高専は研究費が少ない。私が在籍した高専では、研究費が少ないという理由で1年で辞めた教員もいた。

長岡高専の石田博樹氏は論文「高専問題の打開と展望」(リンク切れ)で高専に着任した教員について次のように述べている。

Careerを持った新任教官が、たちまち脱出を希望することになるのは無理からぬことである。

(「高専問題の打開と展望」より引用)

学生の研究費も少ない。高専5年生は卒業研究という授業を1年をかけて行う。学生は研究費内であれば研究に必要な道具を自由に買える。普通、大学工学部などでは学生1人に100万円程度研究費がでる(らしい)。しかし、高専はその約1/10であった。

有能な研究者はいない

高専には良い研究者はいないようである。

石田博樹氏は前述の論文「高専問題の打開と展望」で教員について次のように述べている。

学問研究を本業とする者としてのまともな職務実績のある教官がほとんどいない。
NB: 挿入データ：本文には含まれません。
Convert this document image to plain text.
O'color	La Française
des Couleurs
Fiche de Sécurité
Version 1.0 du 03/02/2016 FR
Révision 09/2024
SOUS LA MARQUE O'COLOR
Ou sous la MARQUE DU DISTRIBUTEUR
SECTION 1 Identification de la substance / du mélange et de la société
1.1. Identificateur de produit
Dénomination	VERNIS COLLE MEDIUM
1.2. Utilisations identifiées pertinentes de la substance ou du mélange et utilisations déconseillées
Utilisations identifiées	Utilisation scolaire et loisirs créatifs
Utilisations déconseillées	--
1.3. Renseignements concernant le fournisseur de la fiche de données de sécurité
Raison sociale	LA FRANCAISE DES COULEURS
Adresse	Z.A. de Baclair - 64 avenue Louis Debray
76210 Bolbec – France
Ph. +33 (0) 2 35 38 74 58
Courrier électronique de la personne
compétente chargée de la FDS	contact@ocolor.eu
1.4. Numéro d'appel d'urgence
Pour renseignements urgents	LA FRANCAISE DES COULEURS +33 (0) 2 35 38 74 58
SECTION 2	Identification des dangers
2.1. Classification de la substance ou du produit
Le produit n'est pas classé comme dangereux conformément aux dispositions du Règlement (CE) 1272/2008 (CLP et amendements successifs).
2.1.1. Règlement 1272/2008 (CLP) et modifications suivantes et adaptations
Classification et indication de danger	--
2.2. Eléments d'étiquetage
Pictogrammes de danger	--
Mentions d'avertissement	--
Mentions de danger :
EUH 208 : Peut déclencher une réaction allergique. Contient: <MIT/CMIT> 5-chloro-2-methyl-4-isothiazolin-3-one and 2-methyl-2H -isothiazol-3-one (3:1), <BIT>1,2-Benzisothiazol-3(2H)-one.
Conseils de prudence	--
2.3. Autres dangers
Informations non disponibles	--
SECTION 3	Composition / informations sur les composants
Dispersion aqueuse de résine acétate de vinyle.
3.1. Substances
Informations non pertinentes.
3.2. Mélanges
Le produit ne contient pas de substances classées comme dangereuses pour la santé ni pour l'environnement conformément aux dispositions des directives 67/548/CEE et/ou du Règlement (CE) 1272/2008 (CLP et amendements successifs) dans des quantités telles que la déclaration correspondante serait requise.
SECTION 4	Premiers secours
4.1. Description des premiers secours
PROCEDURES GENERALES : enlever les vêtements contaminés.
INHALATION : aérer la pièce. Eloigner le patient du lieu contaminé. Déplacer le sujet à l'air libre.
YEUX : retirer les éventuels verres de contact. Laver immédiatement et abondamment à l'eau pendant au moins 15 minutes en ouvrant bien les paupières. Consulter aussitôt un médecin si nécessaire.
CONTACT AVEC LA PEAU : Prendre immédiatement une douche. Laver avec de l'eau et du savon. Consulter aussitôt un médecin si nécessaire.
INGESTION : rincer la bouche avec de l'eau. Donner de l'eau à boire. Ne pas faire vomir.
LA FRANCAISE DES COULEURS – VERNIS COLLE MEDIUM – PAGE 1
そもそも学問研究者としてまともに Career を積んだ上で採用となった教官がほとんどいない。士気を全く失った活気のない教官集団

(「高専問題の打開と展望」より引用)

産業高専の古川純一氏も論文「高専教員と研究」(リンク切れ)で次のように述べている。
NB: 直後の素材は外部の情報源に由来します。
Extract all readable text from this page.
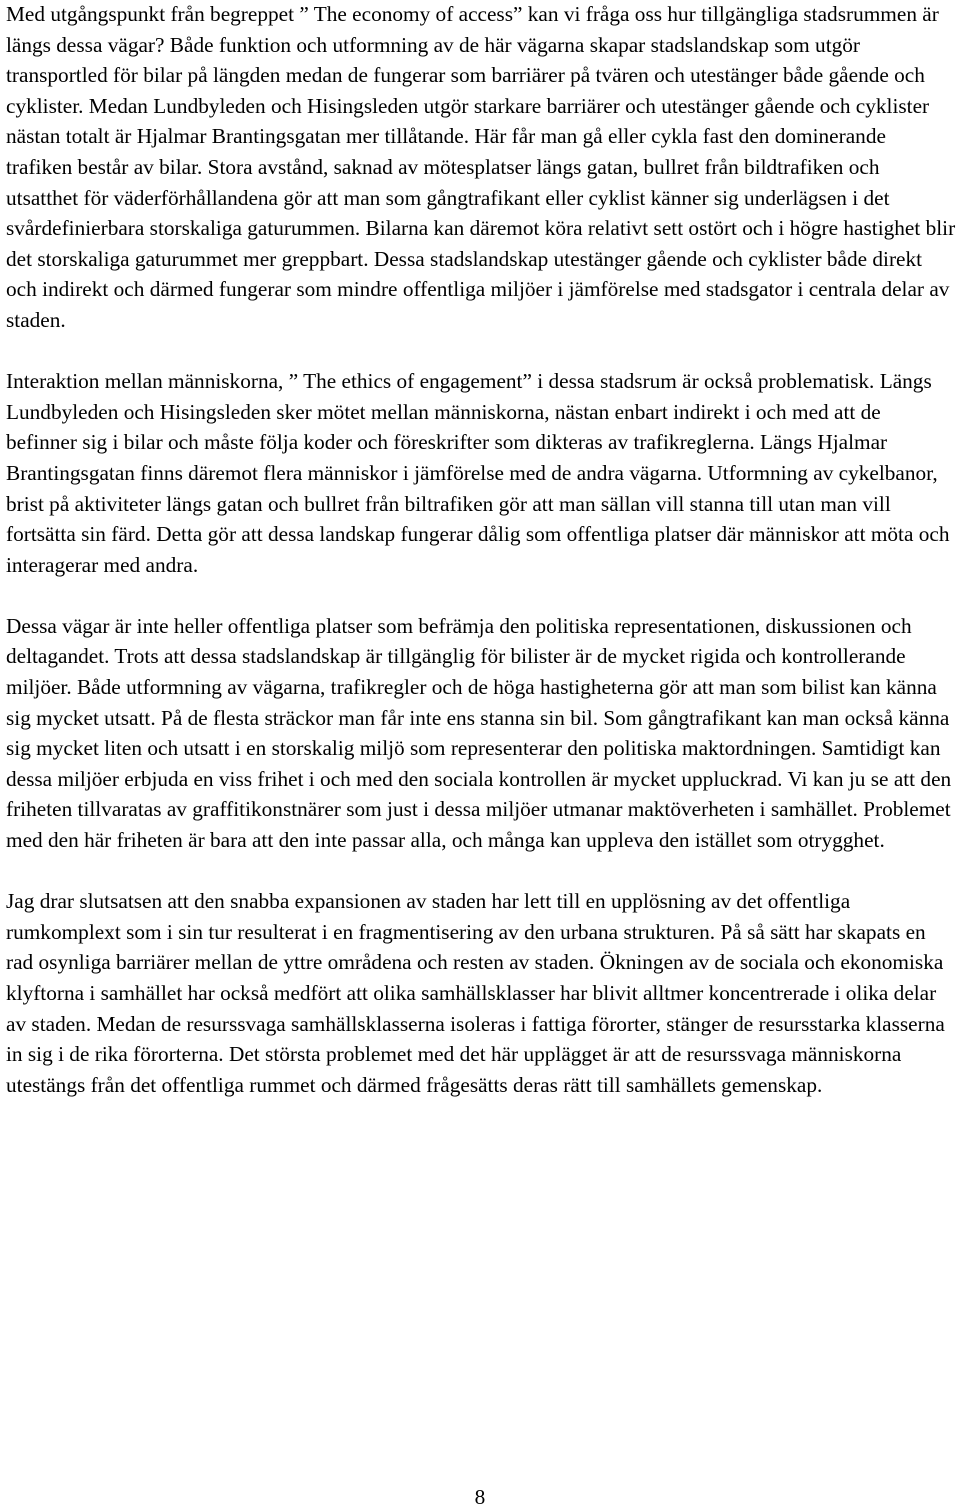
Med utgångspunkt från begreppet ” The economy of access” kan vi fråga oss hur tillgängliga stadsrummen är längs dessa vägar? Både funktion och utformning av de här vägarna skapar stadslandskap som utgör transportled för bilar på längden medan de fungerar som barriärer på tvären och utestänger både gående och cyklister. Medan Lundbyleden och Hisingsleden utgör starkare barriärer och utestänger gående och cyklister nästan totalt är Hjalmar Brantingsgatan mer tillåtande. Här får man gå eller cykla fast den dominerande trafiken består av bilar. Stora avstånd, saknad av mötesplatser längs gatan, bullret från bildtrafiken och utsatthet för väderförhållandena gör att man som gångtrafikant eller cyklist känner sig underlägsen i det svårdefinierbara storskaliga gaturummen. Bilarna kan däremot köra relativt sett ostört och i högre hastighet blir det storskaliga gaturummet mer greppbart. Dessa stadslandskap utestänger gående och cyklister både direkt och indirekt och därmed fungerar som mindre offentliga miljöer i jämförelse med stadsgator i centrala delar av staden.

Interaktion mellan människorna, ” The ethics of engagement” i dessa stadsrum är också problematisk. Längs Lundbyleden och Hisingsleden sker mötet mellan människorna, nästan enbart indirekt i och med att de befinner sig i bilar och måste följa koder och föreskrifter som dikteras av trafikreglerna. Längs Hjalmar Brantingsgatan finns däremot flera människor i jämförelse med de andra vägarna. Utformning av cykelbanor, brist på aktiviteter längs gatan och bullret från biltrafiken gör att man sällan vill stanna till utan man vill fortsätta sin färd. Detta gör att dessa landskap fungerar dålig som offentliga platser där människor att möta och interagerar med andra.

Dessa vägar är inte heller offentliga platser som befrämja den politiska representationen, diskussionen och deltagandet. Trots att dessa stadslandskap är tillgänglig för bilister är de mycket rigida och kontrollerande miljöer. Både utformning av vägarna, trafikregler och de höga hastigheterna gör att man som bilist kan känna sig mycket utsatt. På de flesta sträckor man får inte ens stanna sin bil. Som gångtrafikant kan man också känna sig mycket liten och utsatt i en storskalig miljö som representerar den politiska maktordningen. Samtidigt kan dessa miljöer erbjuda en viss frihet i och med den sociala kontrollen är mycket uppluckrad. Vi kan ju se att den friheten tillvaratas av graffitikonstnärer som just i dessa miljöer utmanar maktöverheten i samhället. Problemet med den här friheten är bara att den inte passar alla, och många kan uppleva den istället som otrygghet.

Jag drar slutsatsen att den snabba expansionen av staden har lett till en upplösning av det offentliga rumkomplext som i sin tur resulterat i en fragmentisering av den urbana strukturen. På så sätt har skapats en rad osynliga barriärer mellan de yttre områdena och resten av staden. Ökningen av de sociala och ekonomiska klyftorna i samhället har också medfört att olika samhällsklasser har blivit alltmer koncentrerade i olika delar av staden. Medan de resurssvaga samhällsklasserna isoleras i fattiga förorter, stänger de resursstarka klasserna in sig i de rika förorterna. Det största problemet med det här upplägget är att de resurssvaga människorna utestängs från det offentliga rummet och därmed frågesätts deras rätt till samhällets gemenskap.

8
高専に着任して、学問研究を本業とするまともな教員はほとんど居ないことを知り、驚き、失望した。

(「高専教員と研究」より引用)

私が在籍した高専にある高学歴な教員がいた。その教員にある学生が「なぜ、先生はこんな学校にいるのか?」と問うと、教員は「だって研究に興味ないから。」と答えた。夢を持つ教員(技術者)は他の大学に行ってしまうようだ。

研究環境は揃っている

研究者にとって高専の研究設備も不満のようである。しかし、悪いことばかりではない。

古川純一氏は前出の論文「高専教員と研究」で次のように述べている。

高等教育機関とはいいながら、高専の研究環境は、大学のそれに比べて、劣悪である。しかし、研究するための最低限の条件は備っている。

(「高専教員と研究」より引用)

私の聞いた話によると、工業高校より研究設備は整っているようだ。基礎的な研究から学びたい研究者にとっては最低条件は整っているのだろう。